Capital da Esperança
Pedro J. Bondaczuk
Ouço falar de Brasília há muito, muitíssimo tempo. Desde bem de antes que sequer se cogitasse, seriamente, da sua construção. Lembro-me nitidamente da primeira vez que essa então utopia foi mencionada pela primeira vez para mim. Foi em 1951, seis anos antes de começar a sua construção e nove antes da inauguração. Eu tinha meus verdes oito anos, que como diria o poeta, o “tempo não me trará jamais”.
Quem falou a respeito foi minha professorinha primária, Dona Helena, numa aula de História do Brasil. Foi quando se referiu ao sisudo líder do clã dos Andradas, de Santos, José Bonifácio de Andrada e Silva, o patriarca da nossa independência, que bem mereceria a designação dada por Tacredo Neves a Tiradentes, em seu discurso depois de haver sido eleito, pelo Colégio Eleitoral, presidente da República, pondo fim a praticamente um quarto de século de ditadura: “aquele herói enlouquecido de esperança”..
Fiquei impressionado, na oportunidade, com o fato de uma aspiração (e necessidade) tão antiga não haver desaparecido ainda do imaginário nacional. “Construir uma cidade no ermo sertão de Goiás?! Está visto que é um sonho irrealizável!”, pensei na ocasião. E pensei, também, não com esta clareza e nem com as mesmas palavras, mas com este teor: “como o brasileiro é sonhador!”.

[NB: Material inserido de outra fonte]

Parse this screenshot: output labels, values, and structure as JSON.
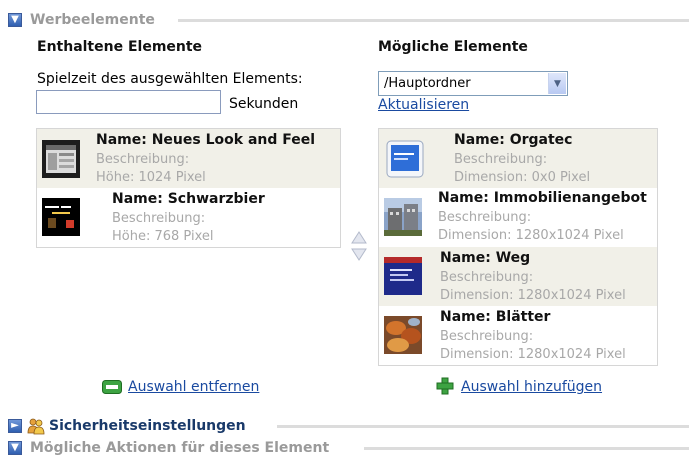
{
  "sections": {
    "werbe": {
      "title": "Werbeelemente"
    },
    "sicherheit": {
      "title": "Sicherheitseinstellungen"
    },
    "aktionen": {
      "title": "Mögliche Aktionen für dieses Element"
    }
  },
  "left": {
    "heading": "Enthaltene Elemente",
    "playtime_label": "Spielzeit des ausgewählten Elements:",
    "playtime_value": "",
    "unit": "Sekunden",
    "items": [
      {
        "name": "Name: Neues Look and Feel",
        "desc": "Beschreibung:",
        "dim": "Höhe: 1024 Pixel"
      },
      {
        "name": "Name: Schwarzbier",
        "desc": "Beschreibung:",
        "dim": "Höhe: 768 Pixel"
      }
    ],
    "remove_label": "Auswahl entfernen"
  },
  "right": {
    "heading": "Mögliche Elemente",
    "folder": "/Hauptordner",
    "refresh_label": "Aktualisieren",
    "items": [
      {
        "name": "Name: Orgatec",
        "desc": "Beschreibung:",
        "dim": "Dimension: 0x0 Pixel"
      },
      {
        "name": "Name: Immobilienangebot",
        "desc": "Beschreibung:",
        "dim": "Dimension: 1280x1024 Pixel"
      },
      {
        "name": "Name: Weg",
        "desc": "Beschreibung:",
        "dim": "Dimension: 1280x1024 Pixel"
      },
      {
        "name": "Name: Blätter",
        "desc": "Beschreibung:",
        "dim": "Dimension: 1280x1024 Pixel"
      }
    ],
    "add_label": "Auswahl hinzufügen"
  }
}
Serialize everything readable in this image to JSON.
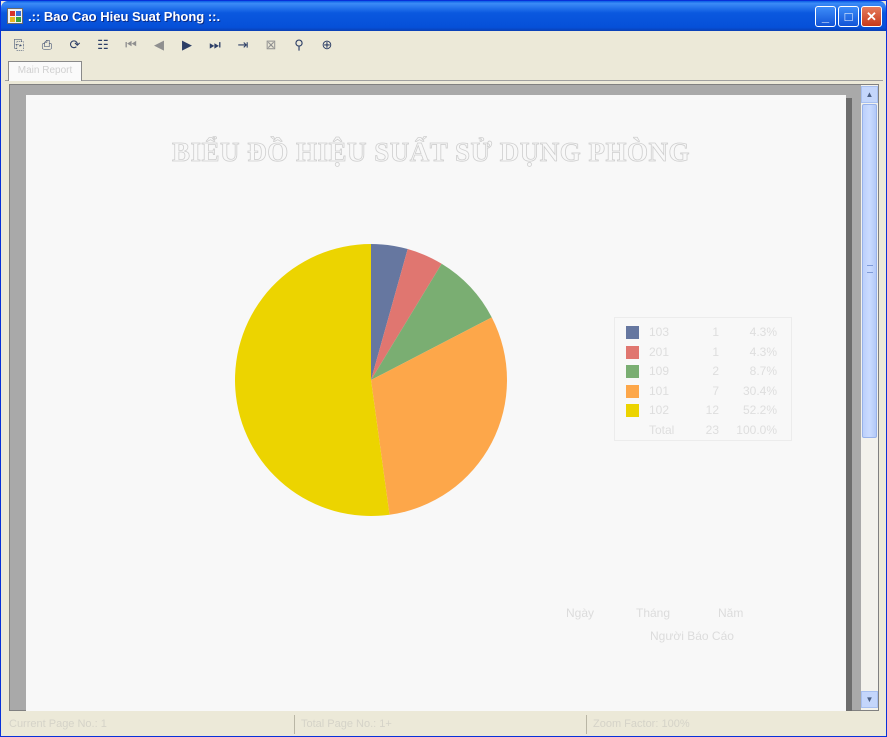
{
  "window": {
    "title": ".:: Bao Cao Hieu Suat Phong ::.",
    "controls": {
      "minimize": "_",
      "maximize": "□",
      "close": "✕"
    }
  },
  "toolbar": {
    "buttons": [
      {
        "name": "export-icon",
        "glyph": "⎘",
        "enabled": true
      },
      {
        "name": "print-icon",
        "glyph": "⎙",
        "enabled": true
      },
      {
        "name": "refresh-icon",
        "glyph": "⟳",
        "enabled": true
      },
      {
        "name": "group-tree-icon",
        "glyph": "☷",
        "enabled": true
      },
      {
        "name": "first-page-icon",
        "glyph": "⏮",
        "enabled": false
      },
      {
        "name": "previous-page-icon",
        "glyph": "◀",
        "enabled": false
      },
      {
        "name": "next-page-icon",
        "glyph": "▶",
        "enabled": true
      },
      {
        "name": "last-page-icon",
        "glyph": "⏭",
        "enabled": true
      },
      {
        "name": "goto-page-icon",
        "glyph": "⇥",
        "enabled": true
      },
      {
        "name": "stop-icon",
        "glyph": "⊠",
        "enabled": false
      },
      {
        "name": "search-icon",
        "glyph": "⚲",
        "enabled": true
      },
      {
        "name": "zoom-icon",
        "glyph": "⊕",
        "enabled": true
      }
    ]
  },
  "tabs": [
    {
      "label": "Main Report"
    }
  ],
  "report": {
    "title": "BIỂU ĐỒ HIỆU SUẤT SỬ DỤNG PHÒNG",
    "date_labels": [
      "Ngày",
      "Tháng",
      "Năm"
    ],
    "signer_label": "Người Báo Cáo"
  },
  "chart_data": {
    "type": "pie",
    "title": "",
    "slices": [
      {
        "label": "103",
        "value": 1,
        "percent": "4.3%",
        "color": "#6677a0"
      },
      {
        "label": "201",
        "value": 1,
        "percent": "4.3%",
        "color": "#e07670"
      },
      {
        "label": "109",
        "value": 2,
        "percent": "8.7%",
        "color": "#7aae72"
      },
      {
        "label": "101",
        "value": 7,
        "percent": "30.4%",
        "color": "#fda74a"
      },
      {
        "label": "102",
        "value": 12,
        "percent": "52.2%",
        "color": "#ecd400"
      }
    ],
    "total": {
      "label": "Total",
      "value": 23,
      "percent": "100.0%"
    },
    "legend_position": "right"
  },
  "status": {
    "current_page": "Current Page No.: 1",
    "total_page": "Total Page No.: 1+",
    "zoom": "Zoom Factor: 100%"
  },
  "colors": {
    "titlebar": "#0a58df",
    "window_bg": "#ece9d8",
    "viewer_bg": "#a9a9a9",
    "paper_bg": "#f8f8f8"
  }
}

A professorinha, porém, falou a respeito como se fossem favas contadas, mera questão de tempo, a sua construção. Anos depois, vi que ela estava certa, totalmente com a razão. Eu é que era um cético empedernido, já naquela tenra idade.

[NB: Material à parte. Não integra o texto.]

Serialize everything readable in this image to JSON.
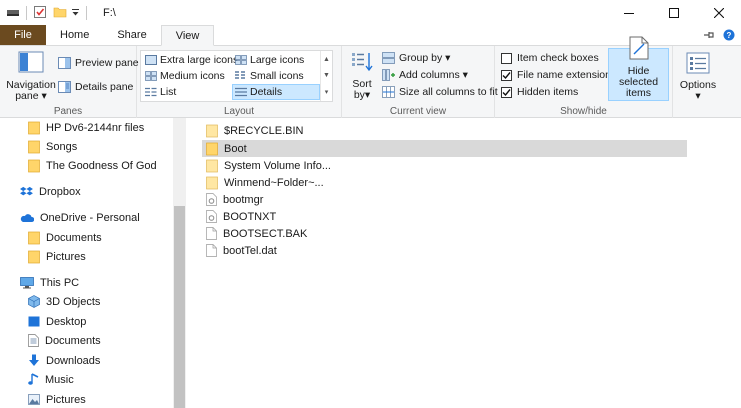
{
  "window": {
    "title": "F:\\"
  },
  "tabs": [
    {
      "label": "File"
    },
    {
      "label": "Home"
    },
    {
      "label": "Share"
    },
    {
      "label": "View"
    }
  ],
  "ribbon": {
    "panes": {
      "label": "Panes",
      "navigation_pane": "Navigation\npane",
      "navigation_pane_l1": "Navigation",
      "navigation_pane_l2": "pane",
      "preview_pane": "Preview pane",
      "details_pane": "Details pane"
    },
    "layout": {
      "label": "Layout",
      "items": [
        {
          "label": "Extra large icons"
        },
        {
          "label": "Large icons"
        },
        {
          "label": "Medium icons"
        },
        {
          "label": "Small icons"
        },
        {
          "label": "List"
        },
        {
          "label": "Details"
        }
      ],
      "selected": "Details"
    },
    "current_view": {
      "label": "Current view",
      "sort_by_l1": "Sort",
      "sort_by_l2": "by",
      "group_by": "Group by",
      "add_columns": "Add columns",
      "size_all_columns": "Size all columns to fit"
    },
    "show_hide": {
      "label": "Show/hide",
      "item_check_boxes": {
        "label": "Item check boxes",
        "checked": false
      },
      "file_name_extensions": {
        "label": "File name extensions",
        "checked": true
      },
      "hidden_items": {
        "label": "Hidden items",
        "checked": true
      },
      "hide_selected_l1": "Hide selected",
      "hide_selected_l2": "items"
    },
    "options": {
      "label": "Options"
    }
  },
  "nav": {
    "items": [
      {
        "label": "HP Dv6-2144nr files",
        "icon": "folder-icon"
      },
      {
        "label": "Songs",
        "icon": "folder-icon"
      },
      {
        "label": "The Goodness Of God",
        "icon": "folder-icon"
      },
      {
        "label": "Dropbox",
        "icon": "dropbox-icon"
      },
      {
        "label": "OneDrive - Personal",
        "icon": "onedrive-icon"
      },
      {
        "label": "Documents",
        "icon": "folder-icon"
      },
      {
        "label": "Pictures",
        "icon": "folder-icon"
      },
      {
        "label": "This PC",
        "icon": "pc-icon"
      },
      {
        "label": "3D Objects",
        "icon": "3d-objects-icon"
      },
      {
        "label": "Desktop",
        "icon": "desktop-icon"
      },
      {
        "label": "Documents",
        "icon": "documents-icon"
      },
      {
        "label": "Downloads",
        "icon": "downloads-icon"
      },
      {
        "label": "Music",
        "icon": "music-icon"
      },
      {
        "label": "Pictures",
        "icon": "pictures-icon"
      }
    ]
  },
  "files": [
    {
      "name": "$RECYCLE.BIN",
      "type": "folder",
      "selected": false
    },
    {
      "name": "Boot",
      "type": "folder",
      "selected": true
    },
    {
      "name": "System Volume Info...",
      "type": "folder",
      "selected": false
    },
    {
      "name": "Winmend~Folder~...",
      "type": "folder",
      "selected": false
    },
    {
      "name": "bootmgr",
      "type": "system-file",
      "selected": false
    },
    {
      "name": "BOOTNXT",
      "type": "system-file",
      "selected": false
    },
    {
      "name": "BOOTSECT.BAK",
      "type": "file",
      "selected": false
    },
    {
      "name": "bootTel.dat",
      "type": "file",
      "selected": false
    }
  ],
  "colors": {
    "file_tab": "#6b4a1f",
    "selection": "#cce8ff",
    "folder": "#ffd56a",
    "row_selected": "#d9d9d9"
  }
}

Mal eu sabia que Brasília se tornaria tão importante em minha vida. Importantíssima. Devo confessar, a bem da verdade, que nunca pus os pés nessa cidade. Não passei sequer nos seus arredores. É verdade que assisti tantos vídeos e filmes sobre a nossa capital, que seu perfil se fixou em minhas retinas, no cérebro e no coração.
Suas largas avenidas, quadras, prédios, amplos jardins e imensos gramados me são rigorosamente familiares. Tenho certeza que se for solto em qualquer ponto dessa hoje já gigantesca metrópole, saberei me orientar. Andarei por ela como ando por Campinas, sem o menor risco de me perder. .

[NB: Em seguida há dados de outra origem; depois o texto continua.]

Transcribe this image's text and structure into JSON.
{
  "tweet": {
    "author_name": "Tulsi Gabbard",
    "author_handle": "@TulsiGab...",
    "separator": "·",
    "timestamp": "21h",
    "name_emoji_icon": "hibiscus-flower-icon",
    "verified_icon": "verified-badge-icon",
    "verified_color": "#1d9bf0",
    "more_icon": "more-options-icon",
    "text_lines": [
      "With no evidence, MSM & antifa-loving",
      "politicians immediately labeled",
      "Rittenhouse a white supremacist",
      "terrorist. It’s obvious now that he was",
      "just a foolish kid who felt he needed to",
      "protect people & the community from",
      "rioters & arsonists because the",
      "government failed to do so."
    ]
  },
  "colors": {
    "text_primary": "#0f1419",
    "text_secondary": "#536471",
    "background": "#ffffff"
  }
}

Mas, reitero, Brasília é importantíssima na minha vida. Por que? Porque meu pai, que era mestre de obras, participou diretamente dessa heróica e magnífica saga, que foi a sua construção. Há, pois, muito do suor da nossa família nessa sua pujança e majestosidade atuais.
Minha primeira formatura formal – da qual, aliás, fui o orador – deu-se no ano da sua inauguração. Nossa turma ficou conhecida no então Ginásio Adventista Campineiro (atual Instituto Adventista São Paulo), em Hortolândia, que então era conhecida por Jacuba e era mero distrito de Sumaré (hoje é uma cidade com mais de 120 mil habitantes), como “Turma Brasília”.
Era tradição, naquele tempo, os formandos doarem à escola um painel, contendo todas as fotografias (e de beca) dos que estavam se formando, junto com as do paraninfo e dos professores mais populares. O nosso, tinha o formato do Palácio da Alvorada.
E por que trago esse assunto tão pessoal à baila? Porque, neste ano, esse grande, imenso, utópico e exagerado sonho nacional completa meio século de concretização. Tratarei, certamente, muito de Brasília, principalmente ao longo deste mês. Talvez não trate com a objetividade e grandeza que a cidade merece. É possível que me falte talento para tal. Mas essa ausência, certamente, será suprida pela empolgação. Esta tenho com fartura.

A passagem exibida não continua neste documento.